Rev. Robert A. Sirico gets to the heart of this claim in his argument on the "Catholic identity crisis" at top Catholic institutions of higher education. These institutions have the opportunity - and the history and some remnant of culture - to afford actual diversity in higher education.
Rev. Sirico forcefully concludes: "We have come to the point that the most significant contribution Georgetown or Notre Dame could make to society’s diversity would be to become, once again, Catholic — and not be embarrassed about it. The Church in general and the Jesuits in particular have in their own history heroic examples of martyrs refusing to submit to secular authority and dying for the faith (such as Edmund Campion, S.J., at the hands of Elizabeth I). The least these campus authorities can do is not take active measures to undermine their own identity."
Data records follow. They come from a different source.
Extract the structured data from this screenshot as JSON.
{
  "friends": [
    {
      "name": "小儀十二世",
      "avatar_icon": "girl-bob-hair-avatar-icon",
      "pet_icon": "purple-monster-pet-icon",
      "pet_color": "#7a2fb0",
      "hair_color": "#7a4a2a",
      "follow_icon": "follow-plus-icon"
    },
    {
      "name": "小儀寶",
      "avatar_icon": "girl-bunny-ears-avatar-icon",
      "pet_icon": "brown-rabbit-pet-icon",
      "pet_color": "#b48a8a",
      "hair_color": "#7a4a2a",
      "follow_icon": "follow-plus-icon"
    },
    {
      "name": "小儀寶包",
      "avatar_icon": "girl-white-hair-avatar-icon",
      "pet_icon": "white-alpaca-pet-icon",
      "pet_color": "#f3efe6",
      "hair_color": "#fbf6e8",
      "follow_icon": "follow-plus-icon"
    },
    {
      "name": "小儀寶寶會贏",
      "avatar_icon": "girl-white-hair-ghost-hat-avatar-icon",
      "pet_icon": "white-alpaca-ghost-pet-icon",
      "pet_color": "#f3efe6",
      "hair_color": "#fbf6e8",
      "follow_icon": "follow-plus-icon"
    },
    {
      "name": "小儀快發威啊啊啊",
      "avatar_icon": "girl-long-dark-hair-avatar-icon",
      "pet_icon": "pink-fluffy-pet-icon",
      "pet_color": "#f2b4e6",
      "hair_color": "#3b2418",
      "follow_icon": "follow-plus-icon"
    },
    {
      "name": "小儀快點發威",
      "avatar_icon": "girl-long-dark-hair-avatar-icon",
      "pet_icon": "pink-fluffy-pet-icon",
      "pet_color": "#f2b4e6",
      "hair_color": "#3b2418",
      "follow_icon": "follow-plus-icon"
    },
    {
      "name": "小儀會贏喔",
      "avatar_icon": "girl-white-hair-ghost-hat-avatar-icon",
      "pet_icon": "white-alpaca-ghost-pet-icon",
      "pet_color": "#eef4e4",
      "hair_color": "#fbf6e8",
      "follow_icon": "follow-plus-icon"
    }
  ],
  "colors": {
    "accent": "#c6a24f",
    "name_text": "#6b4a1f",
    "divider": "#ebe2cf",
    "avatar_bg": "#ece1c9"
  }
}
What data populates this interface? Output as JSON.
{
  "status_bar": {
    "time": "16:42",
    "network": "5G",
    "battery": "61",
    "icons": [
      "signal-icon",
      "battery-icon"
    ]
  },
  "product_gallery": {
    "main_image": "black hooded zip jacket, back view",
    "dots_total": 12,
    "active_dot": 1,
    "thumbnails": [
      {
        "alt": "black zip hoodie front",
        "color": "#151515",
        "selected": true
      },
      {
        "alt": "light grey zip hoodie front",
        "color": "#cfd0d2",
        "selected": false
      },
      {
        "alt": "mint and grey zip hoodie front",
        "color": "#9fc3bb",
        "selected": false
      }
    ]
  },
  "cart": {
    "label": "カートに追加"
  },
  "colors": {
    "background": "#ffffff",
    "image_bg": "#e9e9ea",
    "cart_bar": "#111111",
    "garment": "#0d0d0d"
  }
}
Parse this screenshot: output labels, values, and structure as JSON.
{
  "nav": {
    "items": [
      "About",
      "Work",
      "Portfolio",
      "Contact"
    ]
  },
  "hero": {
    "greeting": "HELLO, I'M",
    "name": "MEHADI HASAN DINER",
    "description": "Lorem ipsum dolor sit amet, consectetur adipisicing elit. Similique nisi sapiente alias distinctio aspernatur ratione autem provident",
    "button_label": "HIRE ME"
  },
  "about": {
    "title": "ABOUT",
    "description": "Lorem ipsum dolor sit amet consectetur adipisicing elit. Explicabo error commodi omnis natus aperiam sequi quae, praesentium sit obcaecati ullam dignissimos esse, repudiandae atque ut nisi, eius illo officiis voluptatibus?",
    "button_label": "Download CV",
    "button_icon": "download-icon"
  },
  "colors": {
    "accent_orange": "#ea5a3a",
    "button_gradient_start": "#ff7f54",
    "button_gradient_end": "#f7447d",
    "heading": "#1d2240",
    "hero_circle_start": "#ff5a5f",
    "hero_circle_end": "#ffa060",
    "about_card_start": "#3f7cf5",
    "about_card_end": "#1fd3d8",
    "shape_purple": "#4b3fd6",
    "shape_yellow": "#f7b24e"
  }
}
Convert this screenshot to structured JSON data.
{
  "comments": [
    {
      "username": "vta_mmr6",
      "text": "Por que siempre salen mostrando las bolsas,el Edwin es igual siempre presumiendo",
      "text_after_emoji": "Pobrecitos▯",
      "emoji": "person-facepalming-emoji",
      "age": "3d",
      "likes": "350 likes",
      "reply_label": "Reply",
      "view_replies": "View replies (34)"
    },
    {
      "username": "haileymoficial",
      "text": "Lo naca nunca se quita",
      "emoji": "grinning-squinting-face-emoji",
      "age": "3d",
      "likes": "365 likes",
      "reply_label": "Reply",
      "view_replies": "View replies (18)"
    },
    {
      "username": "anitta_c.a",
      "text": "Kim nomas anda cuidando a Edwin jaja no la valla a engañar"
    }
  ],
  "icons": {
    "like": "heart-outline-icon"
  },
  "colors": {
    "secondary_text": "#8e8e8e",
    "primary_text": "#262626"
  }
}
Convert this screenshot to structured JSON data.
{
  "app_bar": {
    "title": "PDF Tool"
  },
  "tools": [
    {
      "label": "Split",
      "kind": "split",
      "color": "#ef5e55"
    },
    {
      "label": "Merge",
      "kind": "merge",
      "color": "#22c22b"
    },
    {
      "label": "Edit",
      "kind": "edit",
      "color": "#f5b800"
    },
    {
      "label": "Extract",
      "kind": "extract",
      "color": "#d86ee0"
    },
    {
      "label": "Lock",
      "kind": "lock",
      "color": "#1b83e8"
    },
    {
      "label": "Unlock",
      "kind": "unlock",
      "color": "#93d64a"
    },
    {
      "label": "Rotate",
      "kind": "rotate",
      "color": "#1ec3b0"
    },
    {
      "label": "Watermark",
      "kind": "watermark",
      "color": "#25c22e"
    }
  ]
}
Now, he notes that the distinctively Catholic position makes it fall into what is now an increasingly politically incorrect or what is deemed by many to be an insufficiently-progressed view toward many hot-button issues. Nominal Catholics, he writes, "are embarrassed by the distinctiveness of their more faithful brethren who observe fast days, don’t approve of abortion, think marriage is what their grandparents thought it was, and hold conservative views on the other hot-button issues that Catholics in public life frequently get asked about by reporters." For a wide swath of not-so-committed Catholics - not to mention those outside the fold - these particular issues, mostly connected to issues of sexuality, comprise the narrow core of what it means to be Catholic.
A significant challenge faced by those who would argue on behalf of a far more robust and distinctive Catholic identity (to start with, at schools like Georgetown and Notre Dame) is to show how these "hot-button" issues are part of a more comprehensive web of Catholic belief. There is a danger that, in defining Catholicism in terms of specific culture war issues, the faith becomes too narrowly focused on sexual matters that many people regard as nothing more than a matter of individual choice. However, when framed in the wider context of the fabric of the society in which we live - the call for responsibility, people of good moral character, generational obligation, a belief in the governance of nature and the need for responsible stewardship of the natural world - suddenly those issues relating to family and sexuality become part of a much larger fabric and are not viewed in isolation, as tends to be the approach by mainstream discussions of the faith. Similarly, Catholic education is not reducible to classes on Catholic doctrine, but involves a very different approach to education overall that avoids the kinds of narrow specialization that dominates most college campuses. For this reason such an education would be based on a very different standard of excellence - centered on the education of the whole person, including not merely an academic training, but the moral character of our students, the kind of character that should be lauded in the wake of the moral turpitude of so many of the graduates of elite schools who were responsible for the financial collapse - than that all-too narrow and divided conception of "excellence" that dominates at the secular schools of the nation.
In sum, leading Catholics must themselves be more clear and more forceful and comprehensive when they address what it is they are defending and what it is they are promoting. Lest it be understood to be the religion of sexual prudery, leading Catholic voices need to do a better job of telling the whole story. It's a great story, and a powerful one, but right now it could use some better storytellers.